# Makemore y wavenet
## Código inicial...

In [None]:
import numpy as np
import torch
import torch.nn.functional as F
import matplotlib.pyplot as plt

In [None]:
import idna

# def utf8_to_punycode(text: str) -> str:
#     """Encodes a UTF-8 string to its Punycode representation."""
#     return idna.encode(text).decode('ascii')

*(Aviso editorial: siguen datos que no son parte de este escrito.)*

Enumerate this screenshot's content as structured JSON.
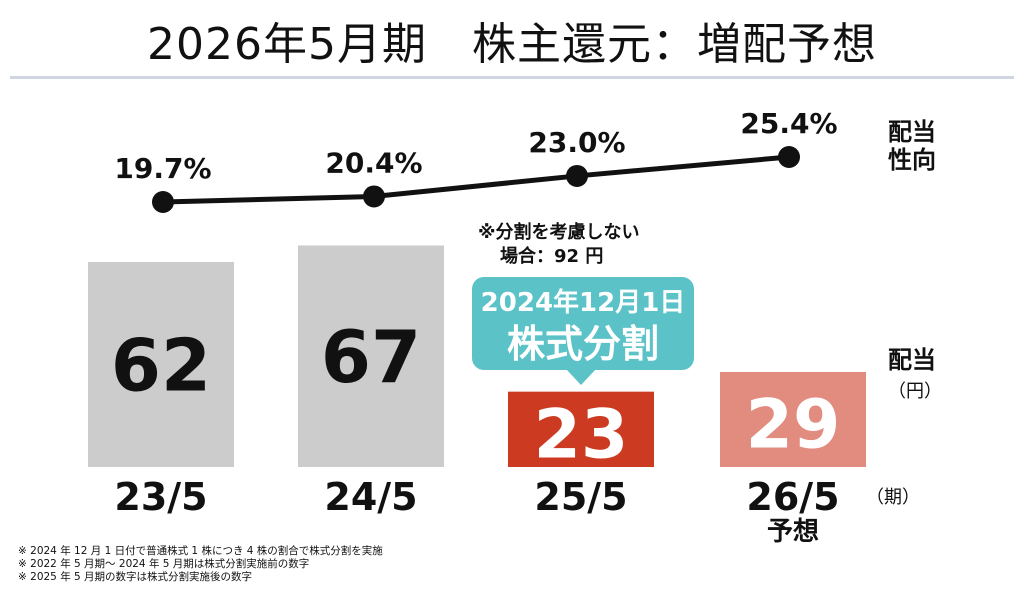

def punyencode(text: str) -> str:
    """Encodes a UTF-8 string to its Punycode representation, handling spaces by encoding each word separately."""
    
    return " ".join([idna.encode(word).decode('ascii') for word in text.split()])
    
def punydecode(punycode: str) -> str:
    """Decodes a Punycode string back to UTF-8."""
    #return idna.decode(punycode)
    return " ".join([idna.decode(word) for word in punycode.split()])

def process_name(name):
    name = name.lower()
    for n in name.split():
        if len(n) < 2:
            return ''
    try:
        return punyencode(name)
    except:
        #print(f'Cant convert {name}')
        return ''

dataset = open("data/city_names_full.txt", 'r').read().split('\n')
with open('data/city_names_puny.txt', 'w') as f:
    for n in dataset:
        name = process_name(n)
        if name != '':
            f.write(name+'\n')
dataset = open("data/city_names_puny.txt", 'r').read().split('\n')
puny = [x for x in dataset if 'xn--' in x]
nopuny = [x for x in dataset if 'xn--' not in x]
np.random.seed(42)
dataset = [x.item() for x in np.random.choice(nopuny, 100000,replace=False)]

In [None]:
charset = ['*'] + sorted(list(set([y for x in dataset for y in x])))
ctoi = {c:i for i, c in enumerate(charset)}
itoc = {i:c for i, c in enumerate(charset)}
charset_size = len(charset)

In [None]:
def build_dataset(dataset: list):
    X, Y  = [], []
    for d in dataset:
        example = list(d) + ['*']
        context = [0] * context_size
        for c in example:
            X.append(context)
            Y.append(ctoi[c])
            context = context[1:] + [ctoi[c]] 
    X = torch.tensor(X)
    Y = torch.tensor(Y)
    return X, Y

# build the dataset
context_size = 3
np.random.seed(42)
np.random.shuffle(dataset)
n1 = int(.8 * len(dataset))  # límite para el 80% del dataset
n2 = int(.9 * len(dataset))  # límite para el 90% del dataset
Xtr, Ytr = build_dataset(dataset[:n1])    # 80%
Xva, Yva = build_dataset(dataset[n1:n2])  # 10%
Xte, Yte = build_dataset(dataset[n2:])    # 10%

In [None]:
class Linear:
    def __init__(self, input_dim, output_dim, bias=True, generator=torch.Generator().manual_seed(42)):
        self.W = torch.randn(input_dim, output_dim, generator=generator)/(input_dim ** 0.5)
        self.b = torch.zeros(output_dim) if bias else None

    def __call__(self, x):
        self.out = x @ self.W
        if self.b is not None:
            self.out += self.b
        return self.out

    def parameters(self):
        return [self.W] + ([] if self.b is None else [self.b])

class Tanh:
    def __call__(self, x):
        self.out = torch.tanh(x)
        return self.out

    def parameters(self):
        return []

class BatchNorm1d:
    def __init__(self, input_size, momentum=0.001, eps=0.0005):
        self.momentum = momentum
        self.eps = eps
        self.training_mode_on = True
        # los parametros
        self.gamma = torch.ones(input_size)
        self.beta = torch.zeros(input_size)
        self.running_mean = torch.zeros(input_size)
        self.runnint_std = torch.ones(input_size)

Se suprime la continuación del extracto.